In a new study, Patwari showed a network of 20 wireless transceivers placed around a hospital bed could reliably detect breathing and estimate breathing rate to within two-fifths of a breath per minute based on 30 seconds of data.
This is different than using wireless transmitters to relay measurements from conventional breathing monitors. The motion of the chest and abdomen during breathing impedes the wireless radio signals crisscrossing a bedridden patient, who in the study was Patwari himself. Each of the 20 transceivers or "nodes" can transmit and receive to the other 19, meaning there can be up to 380 measurements (20 times 19) of radio signal strength within a short period of time (the transceivers transmit one after the other).

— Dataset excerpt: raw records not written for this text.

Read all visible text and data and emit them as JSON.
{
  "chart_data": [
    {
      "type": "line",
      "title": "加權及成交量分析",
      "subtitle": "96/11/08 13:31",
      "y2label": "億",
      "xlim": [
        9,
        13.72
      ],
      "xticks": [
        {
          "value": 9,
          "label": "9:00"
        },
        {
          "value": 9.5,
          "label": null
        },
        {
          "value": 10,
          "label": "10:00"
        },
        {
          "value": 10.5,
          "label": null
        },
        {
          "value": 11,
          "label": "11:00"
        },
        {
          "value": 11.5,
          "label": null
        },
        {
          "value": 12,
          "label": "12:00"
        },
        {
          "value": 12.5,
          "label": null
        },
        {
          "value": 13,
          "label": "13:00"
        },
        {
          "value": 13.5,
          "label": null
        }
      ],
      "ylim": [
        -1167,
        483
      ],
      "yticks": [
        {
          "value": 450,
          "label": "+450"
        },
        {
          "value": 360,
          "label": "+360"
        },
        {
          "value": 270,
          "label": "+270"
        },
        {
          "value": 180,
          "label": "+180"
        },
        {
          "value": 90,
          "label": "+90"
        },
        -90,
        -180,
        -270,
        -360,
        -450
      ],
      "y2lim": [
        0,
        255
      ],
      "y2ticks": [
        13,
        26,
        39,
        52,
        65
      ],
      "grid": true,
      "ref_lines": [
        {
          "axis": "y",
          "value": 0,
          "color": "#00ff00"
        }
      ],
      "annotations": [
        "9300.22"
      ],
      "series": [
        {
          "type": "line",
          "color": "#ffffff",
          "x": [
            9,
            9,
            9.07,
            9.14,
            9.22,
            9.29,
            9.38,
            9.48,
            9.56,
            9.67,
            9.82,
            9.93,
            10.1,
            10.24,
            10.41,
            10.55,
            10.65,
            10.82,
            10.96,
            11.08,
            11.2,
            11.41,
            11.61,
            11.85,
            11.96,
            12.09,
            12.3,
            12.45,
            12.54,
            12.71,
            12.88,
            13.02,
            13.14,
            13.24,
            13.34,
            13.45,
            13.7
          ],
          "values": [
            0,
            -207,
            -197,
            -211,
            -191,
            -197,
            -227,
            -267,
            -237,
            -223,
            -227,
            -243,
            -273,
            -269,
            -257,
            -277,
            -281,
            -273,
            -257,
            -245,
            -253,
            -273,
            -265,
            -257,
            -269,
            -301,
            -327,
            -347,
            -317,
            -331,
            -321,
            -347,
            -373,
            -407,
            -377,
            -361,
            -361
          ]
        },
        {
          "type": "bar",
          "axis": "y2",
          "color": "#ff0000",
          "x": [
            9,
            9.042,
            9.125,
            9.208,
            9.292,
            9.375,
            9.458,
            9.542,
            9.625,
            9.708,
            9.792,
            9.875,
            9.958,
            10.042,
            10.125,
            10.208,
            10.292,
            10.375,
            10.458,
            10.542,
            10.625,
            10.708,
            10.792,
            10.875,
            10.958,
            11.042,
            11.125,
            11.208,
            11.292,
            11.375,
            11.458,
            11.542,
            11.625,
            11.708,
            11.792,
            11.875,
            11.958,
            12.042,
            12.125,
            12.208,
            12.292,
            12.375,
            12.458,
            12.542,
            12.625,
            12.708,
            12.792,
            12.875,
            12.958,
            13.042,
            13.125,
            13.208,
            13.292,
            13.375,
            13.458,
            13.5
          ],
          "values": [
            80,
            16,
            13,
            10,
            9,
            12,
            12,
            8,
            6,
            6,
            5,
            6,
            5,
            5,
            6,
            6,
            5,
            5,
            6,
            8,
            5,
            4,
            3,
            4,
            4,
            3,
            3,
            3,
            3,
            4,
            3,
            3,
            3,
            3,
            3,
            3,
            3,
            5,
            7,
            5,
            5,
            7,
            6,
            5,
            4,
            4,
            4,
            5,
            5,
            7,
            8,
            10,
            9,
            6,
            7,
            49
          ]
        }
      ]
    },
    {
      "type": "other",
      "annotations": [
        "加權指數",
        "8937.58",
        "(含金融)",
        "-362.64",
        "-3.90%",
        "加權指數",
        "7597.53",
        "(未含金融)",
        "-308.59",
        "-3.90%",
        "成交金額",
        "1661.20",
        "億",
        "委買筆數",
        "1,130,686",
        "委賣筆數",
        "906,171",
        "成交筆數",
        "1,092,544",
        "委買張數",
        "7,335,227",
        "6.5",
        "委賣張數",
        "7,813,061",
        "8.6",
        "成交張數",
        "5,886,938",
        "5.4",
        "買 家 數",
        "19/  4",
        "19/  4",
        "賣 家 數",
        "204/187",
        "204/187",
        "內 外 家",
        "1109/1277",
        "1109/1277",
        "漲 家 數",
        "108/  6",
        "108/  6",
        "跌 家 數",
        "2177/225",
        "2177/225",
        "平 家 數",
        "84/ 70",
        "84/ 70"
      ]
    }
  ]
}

The study was conducted in a clinical room used for research at the University of Utah School of Medicine's Department of Anesthesiology. Patwari reclined on a hospital bed and listened to a metronome to time his breathing so he inhaled and exhaled 15 times per minute about the average breathing rate for a resting adult.
His breathing was measured two ways: by the experimental wireless network, and by a carbon dioxide monitor connected to his nostrils by tubes. It calculated breathing rate by measuring the amount of carbon dioxide exhaled with each breath. Patwari also tested the wireless network with no one in the hospital bed.
The study found the wireless network could measure breathing within 0.4 to 0.2 breaths per minute, an insignificant error rate given that most breathing monitors round to the nearest breath per minute, he says. If a bedridden person or baby moves, the wireless system detects the movement but cannot measure their breathing at the same time.
To decide if someone is breathing or not, the wireless system uses a computer algorithm basically, a set of formulas. Patwari says his algorithm squares the amplitude or loudness of the signal on each link between nodes, then averages it over all 380 links. A number larger than 1.5 indicates breathing has been detected.
Patwari also measured how many nodes were required to measure breathing accurately. The minimum was 13 nodes or transceivers, while the rate of incorrect breathing measurements fell to zero when 19 nodes were used. The study also showed the height of the nodes around the hospital bed didn't significantly affect breathing measurements.
Patwari plans more research on whether different or multiple radio frequencies might detect breathing better than the one 2.4 gigahertz frequency used in the study.
He also wants to test whether the system can detect two people breathing at the same rate but not in sync something that might make it possible to design a system that could detect not only the location of hostages in a building, but the number held together.